RIGA June 29 (Reuters) - A well-known Nazi hunter criticised
a Latvian court on Tuesday for allowing a procession to
commemorate the day in 1941 when Nazi troops entered the
country's capital after ejecting the Soviet Union's Red
Army.
Efraim Zuroff, of the Simon Wiesenthal Centre in Israel, criticised a Riga district
court decision to allow an event to be held at the central
Freedom Monument on July 1.
"To celebrate the anniversary
of the Nazi invasion of Riga on July 1 is to celebrate
the mass murder of all those victimized by the Nazis in
Latvia -- primarily Jews, but also Communists, Gypsies
and the mentally ill," Zuroff said in a statement.
He said he hoped "saner
minds" would prevail in Riga to stop what he called "this outrage from taking place".

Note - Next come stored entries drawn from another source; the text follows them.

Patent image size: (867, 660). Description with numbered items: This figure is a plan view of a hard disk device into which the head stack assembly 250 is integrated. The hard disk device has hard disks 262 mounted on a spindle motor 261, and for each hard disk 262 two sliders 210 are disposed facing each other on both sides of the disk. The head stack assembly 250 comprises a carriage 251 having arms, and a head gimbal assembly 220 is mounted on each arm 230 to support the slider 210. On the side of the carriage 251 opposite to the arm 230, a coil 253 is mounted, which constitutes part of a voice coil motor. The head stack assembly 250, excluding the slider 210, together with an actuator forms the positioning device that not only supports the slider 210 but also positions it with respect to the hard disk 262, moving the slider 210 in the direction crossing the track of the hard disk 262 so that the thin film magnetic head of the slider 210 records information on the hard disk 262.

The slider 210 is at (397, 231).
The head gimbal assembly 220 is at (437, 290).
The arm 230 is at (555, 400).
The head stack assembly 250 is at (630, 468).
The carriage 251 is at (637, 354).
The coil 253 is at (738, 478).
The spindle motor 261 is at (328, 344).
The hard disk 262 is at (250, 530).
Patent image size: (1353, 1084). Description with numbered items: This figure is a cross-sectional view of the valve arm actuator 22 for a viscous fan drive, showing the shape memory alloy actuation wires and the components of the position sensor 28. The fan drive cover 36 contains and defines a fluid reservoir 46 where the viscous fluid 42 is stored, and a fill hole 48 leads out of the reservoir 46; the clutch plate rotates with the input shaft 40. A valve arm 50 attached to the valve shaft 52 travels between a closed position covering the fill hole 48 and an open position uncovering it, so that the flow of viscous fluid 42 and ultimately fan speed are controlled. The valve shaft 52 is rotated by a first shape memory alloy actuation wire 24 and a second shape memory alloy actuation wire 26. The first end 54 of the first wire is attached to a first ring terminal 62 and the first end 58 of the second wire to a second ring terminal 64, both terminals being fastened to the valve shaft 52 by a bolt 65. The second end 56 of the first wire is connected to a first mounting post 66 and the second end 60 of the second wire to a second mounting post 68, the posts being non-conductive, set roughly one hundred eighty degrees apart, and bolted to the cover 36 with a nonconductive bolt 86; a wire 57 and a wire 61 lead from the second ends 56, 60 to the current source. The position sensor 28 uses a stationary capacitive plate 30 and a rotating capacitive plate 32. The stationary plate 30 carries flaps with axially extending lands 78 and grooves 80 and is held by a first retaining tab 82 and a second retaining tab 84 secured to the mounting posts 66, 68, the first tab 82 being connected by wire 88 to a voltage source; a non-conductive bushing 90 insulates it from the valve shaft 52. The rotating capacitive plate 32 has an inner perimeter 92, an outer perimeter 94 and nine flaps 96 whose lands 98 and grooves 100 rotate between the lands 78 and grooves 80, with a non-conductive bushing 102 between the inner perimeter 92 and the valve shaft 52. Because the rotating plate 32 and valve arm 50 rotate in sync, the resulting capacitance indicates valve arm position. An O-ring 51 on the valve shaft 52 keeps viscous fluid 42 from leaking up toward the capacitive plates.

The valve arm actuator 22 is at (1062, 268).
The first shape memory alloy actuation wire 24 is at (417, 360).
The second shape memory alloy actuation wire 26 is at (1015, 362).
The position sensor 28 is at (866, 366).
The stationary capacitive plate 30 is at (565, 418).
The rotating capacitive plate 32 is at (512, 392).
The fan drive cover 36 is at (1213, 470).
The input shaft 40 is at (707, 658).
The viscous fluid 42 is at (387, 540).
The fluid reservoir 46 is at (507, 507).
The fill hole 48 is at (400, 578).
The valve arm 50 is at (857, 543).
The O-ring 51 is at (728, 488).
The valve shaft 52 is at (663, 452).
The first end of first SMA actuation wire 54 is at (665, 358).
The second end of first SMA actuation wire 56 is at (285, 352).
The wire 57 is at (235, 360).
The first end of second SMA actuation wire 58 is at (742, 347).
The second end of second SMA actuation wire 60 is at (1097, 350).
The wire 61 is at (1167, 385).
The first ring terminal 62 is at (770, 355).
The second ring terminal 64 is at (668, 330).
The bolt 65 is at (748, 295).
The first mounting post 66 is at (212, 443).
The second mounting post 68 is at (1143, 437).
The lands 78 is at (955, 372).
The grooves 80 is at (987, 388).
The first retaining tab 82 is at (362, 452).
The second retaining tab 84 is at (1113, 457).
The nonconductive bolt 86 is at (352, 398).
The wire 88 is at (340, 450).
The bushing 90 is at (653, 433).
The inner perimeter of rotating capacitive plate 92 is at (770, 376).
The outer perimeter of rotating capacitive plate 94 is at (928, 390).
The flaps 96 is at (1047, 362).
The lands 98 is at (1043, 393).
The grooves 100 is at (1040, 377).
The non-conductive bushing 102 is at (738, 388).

The Latvian news agency LETA earlier
quoted a district court as saying it had overturned a Riga
city council decision to refuse permission for a procession
to mark the occasion. It was not known if the council would
appeal the court decision.
The day has never before been
publicly marked in Latvia, at official or private level.
An annual March 16 parade of Latvian
veterans of SS units which fought in World War Two often
attracts criticism, including by Zuroff, for glorifying
Nazism.
Latvians who attend the March
event say they are honouring men who were fighting for
the Baltic state's freedom and against a fresh Red Army
occupation.
The German invasion in 1941 followed
a year of Red Army occupation, during which Latvia was
forcibly incorporated into the Soviet Union and tens of
thousands of Latvians were shipped to Siberia, leading
people to cheer the arrival of German troops in the streets
of Riga.
Soon after German troops entered
the country, the mass slaughter of Jews began.